As a young man, Arzani had originally intended to be a doctor. His first stint as an educator came when he worked as a science teacher at Portola Middle School in Tarzana while awaiting acceptance into Columbia University’s medical program. He loved teaching, but headed to New York City to study medicine.

In his third year at Columbia, fate would intervene.

When his father died, Arzani returned to Los Angeles to help support his family, and he again got a job at Portola teaching science. Deciding that he loved teaching more than medicine, Arzani did not return to Columbia.

While working at Millikan Middle School in Sherman Oaks, Arzani began tutoring students after school. The demand he saw in the community for a tutoring center, combined with what he described as his dismay at the emphasis on school politics over student learning, compelled him to open the Ivy Bound Educational Center, a tutoring center, in 1994.

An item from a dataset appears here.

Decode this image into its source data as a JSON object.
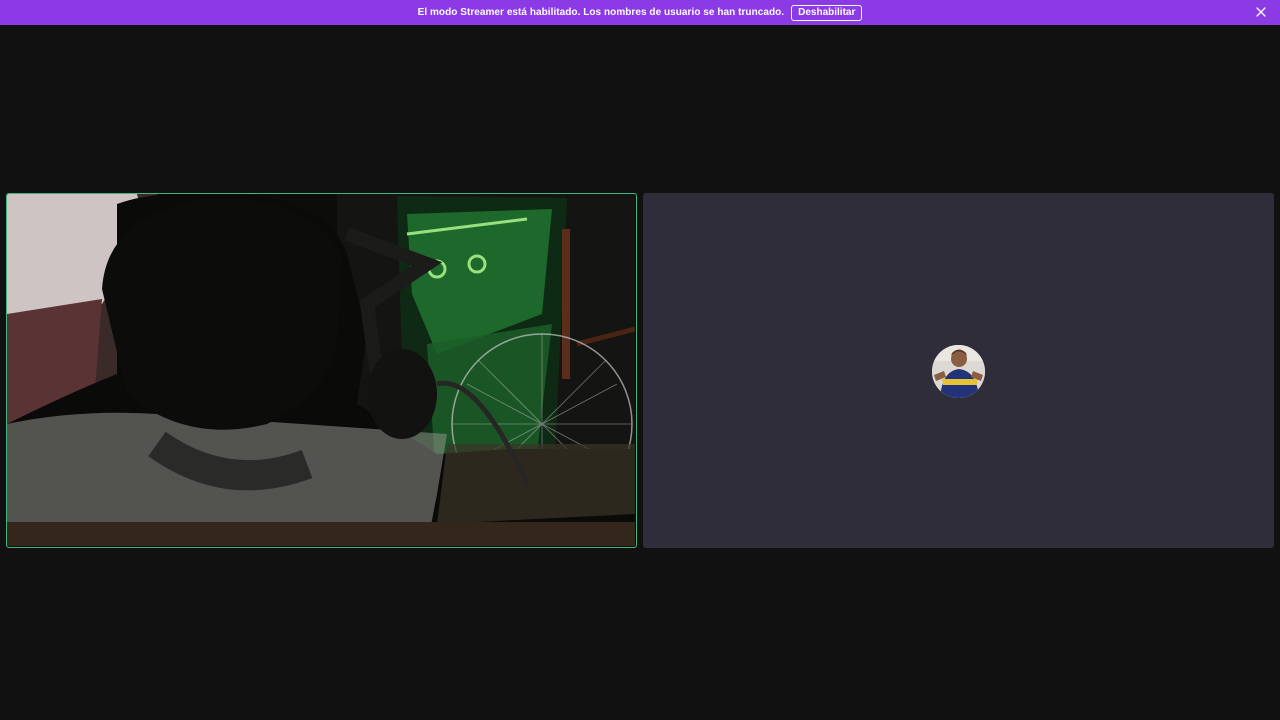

Arzani reached another turning point in 2005 as he listened to parents complain about the schools in Los Angeles.

Because of his experience at running the tutoring center, he believed he could create programs capable of turning the weakest students into straight-A students. He decided to found a charter school and gathered like-minded parents and business people to form a board.

Arzani drafted a “petition” with the state that outlined the proposed curriculum and addressed other requirements for starting a charter school. The petition included a strong emphasis on technology to enable students to master software programs such as Microsoft Word, PowerPoint and Excel by the time they graduated.

“I realized when I went to my son’s school that it looked the same as when I went to middle school nearly 40 years ago,” Arzani said. “It had the same chalkboards and no computers. My son was only receiving a half-hour of computer instruction a week.”

For the 250 students in grades five to eight at Ivy Bound, the school day is eight periods long, rather than six periods, as at most traditional middle schools.

There is a waiting list to get in each fall. New students are selected based on a lottery system.

While the school embraces technology, the primary emphasis is on making sure students leave each grade with the knowledge the state mandates for each grade level. When a student leaves fifth grade, he or she is fully prepared for sixth grade, unlike students at many Los Angeles schools who end up with holes in their knowledge and fall farther behind, Arzani said.

Area high school principals have been impressed by how prepared Ivy Bound students are for high school, he said.

“It is clear that Ivy Bound students have had a rigorous curriculum throughout middle school with high expectations,” said Marsha Witten Rybin, the principal of High Tech Los Angeles Charter High School. “They are used to working hard and thinking critically, which isn’t the case for the students at many of the feeder schools that come to us.”